Flavours of the Tour

Collection of Tour de France recipes curated by Eurosport commentator Jonathan Harris-Bass.

Map of France and Italy with regional recipes scattered across the map
Detail view of the daily Tour de France recipe by Eurosport commentator Jonathan Harris-Bass
During each of the 21 days of bike racing at the Tour de France, Eurosport commentator Jonathan Harris-Bass shares a recipe that nods to the region the riders are biking through on that day. These recipes are the website's raison d'être and therefore feature as the main content in Sanity Studio. Since each recipe is scoped both geographically and chronologically, the recipe schema includes references to race 'stage' documents, which comprise day and location data. The recipe-race day references allow me to place the recipe nodes across the map.

About the project

During each of the 21 days of racing at the Tour de France, the riders traverse a different part of France or visiting countries. Each day, also, a Eurosport commentator Jonathan Harris-Bass (@jhbfoodiecyclist) comes on air during the early stages of the broadcast and runs us through the plat du jour, which nods to the region the riders are zooming across at breakneck speeds.

I'm a big fan of cycling, as well as food, so, for this year's edition of the Tour de France, I decided to collect Jonathan's recipes on a website, both as a tribute to his work and as a way for me to quickly access the recipes and share them with friends.

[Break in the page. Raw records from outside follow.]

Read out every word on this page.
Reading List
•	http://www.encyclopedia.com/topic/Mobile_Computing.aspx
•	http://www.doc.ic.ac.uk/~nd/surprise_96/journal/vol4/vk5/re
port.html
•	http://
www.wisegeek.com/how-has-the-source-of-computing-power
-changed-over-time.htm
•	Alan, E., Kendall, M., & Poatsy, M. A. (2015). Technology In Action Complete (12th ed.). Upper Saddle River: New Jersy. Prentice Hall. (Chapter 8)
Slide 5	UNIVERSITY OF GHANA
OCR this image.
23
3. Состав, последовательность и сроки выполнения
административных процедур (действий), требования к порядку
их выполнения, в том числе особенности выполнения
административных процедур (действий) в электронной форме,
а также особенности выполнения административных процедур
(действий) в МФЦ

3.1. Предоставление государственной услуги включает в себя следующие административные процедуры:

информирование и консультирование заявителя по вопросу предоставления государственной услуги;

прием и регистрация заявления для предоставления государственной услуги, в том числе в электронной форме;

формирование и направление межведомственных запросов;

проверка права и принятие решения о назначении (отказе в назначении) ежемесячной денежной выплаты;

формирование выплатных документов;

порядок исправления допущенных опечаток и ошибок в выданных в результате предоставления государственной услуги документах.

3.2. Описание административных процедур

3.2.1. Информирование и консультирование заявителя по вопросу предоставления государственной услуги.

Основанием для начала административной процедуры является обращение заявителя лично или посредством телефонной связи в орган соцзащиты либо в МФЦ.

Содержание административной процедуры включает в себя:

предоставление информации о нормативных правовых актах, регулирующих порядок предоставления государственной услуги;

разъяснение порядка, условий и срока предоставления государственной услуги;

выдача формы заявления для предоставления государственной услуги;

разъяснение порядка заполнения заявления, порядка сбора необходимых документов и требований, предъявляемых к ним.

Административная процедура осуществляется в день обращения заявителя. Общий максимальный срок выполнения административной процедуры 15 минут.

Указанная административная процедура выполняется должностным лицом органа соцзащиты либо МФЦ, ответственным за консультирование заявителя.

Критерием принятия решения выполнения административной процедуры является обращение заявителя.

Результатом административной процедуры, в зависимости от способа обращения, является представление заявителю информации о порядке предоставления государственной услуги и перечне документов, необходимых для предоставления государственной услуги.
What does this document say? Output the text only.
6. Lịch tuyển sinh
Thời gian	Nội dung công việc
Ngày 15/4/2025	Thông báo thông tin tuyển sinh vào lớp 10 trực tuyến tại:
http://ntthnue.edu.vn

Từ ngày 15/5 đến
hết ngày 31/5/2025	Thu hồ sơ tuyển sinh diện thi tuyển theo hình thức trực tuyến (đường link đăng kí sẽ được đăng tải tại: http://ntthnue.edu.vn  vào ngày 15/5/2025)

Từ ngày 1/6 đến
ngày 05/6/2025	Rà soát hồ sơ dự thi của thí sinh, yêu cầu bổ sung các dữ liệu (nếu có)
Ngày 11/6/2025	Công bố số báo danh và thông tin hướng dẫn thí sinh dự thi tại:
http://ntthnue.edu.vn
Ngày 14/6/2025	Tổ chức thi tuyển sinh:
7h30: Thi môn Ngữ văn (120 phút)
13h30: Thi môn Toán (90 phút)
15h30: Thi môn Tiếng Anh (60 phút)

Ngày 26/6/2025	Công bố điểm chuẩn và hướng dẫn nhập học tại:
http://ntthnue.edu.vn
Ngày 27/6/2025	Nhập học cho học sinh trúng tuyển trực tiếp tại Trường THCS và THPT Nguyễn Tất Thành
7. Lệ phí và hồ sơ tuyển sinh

In it's current state the site and its data have a fairly limited scope—a single race parcours through Italy and France, consisting of 21 days of racing with 21 corresponding location data and recipe documents. My ambition, however, is to turn this into a long-term project and create new maps for future as well as previous editions of the race.

The biggest challenge arising from the growing pool of data is how to organize it. To tackle this challenge, I am using the Structure Tool API to group both race day and recipe data by year in the document list view. Once the year information for a given recipe is locked in, the list of possible recipe-to-race-day references is constrained for that year. This approach ensures a great editing experience and future-proofs the project from a content perspective.

Each year, the race parcours of the Tour is released months ahead of the race, allowing me to author 21 race day documents for the given year. Then, during each day of the ongoing race, when Jonathan releases a new recipe, I can input the recipe content and link it to one of the 21 available race day documents for that year's edition of the race. Upon publishing a new recipe, a Vercel integration webhook runs and the Next.js site is redeployed with the latest content featuring on the map.

I don't use Sanity on the daily basis so I initially struggled with making deep customizations to the Studio, but I found that with enough of an understanding of the different Sanity tools, plugins and APIs, I could make great use of ChatGPT in writing the necessary code. Hopefully, this is only the beginning of a long-term hobby project so I cannot wait to make even greater use of Sanity's awesome tools in the future!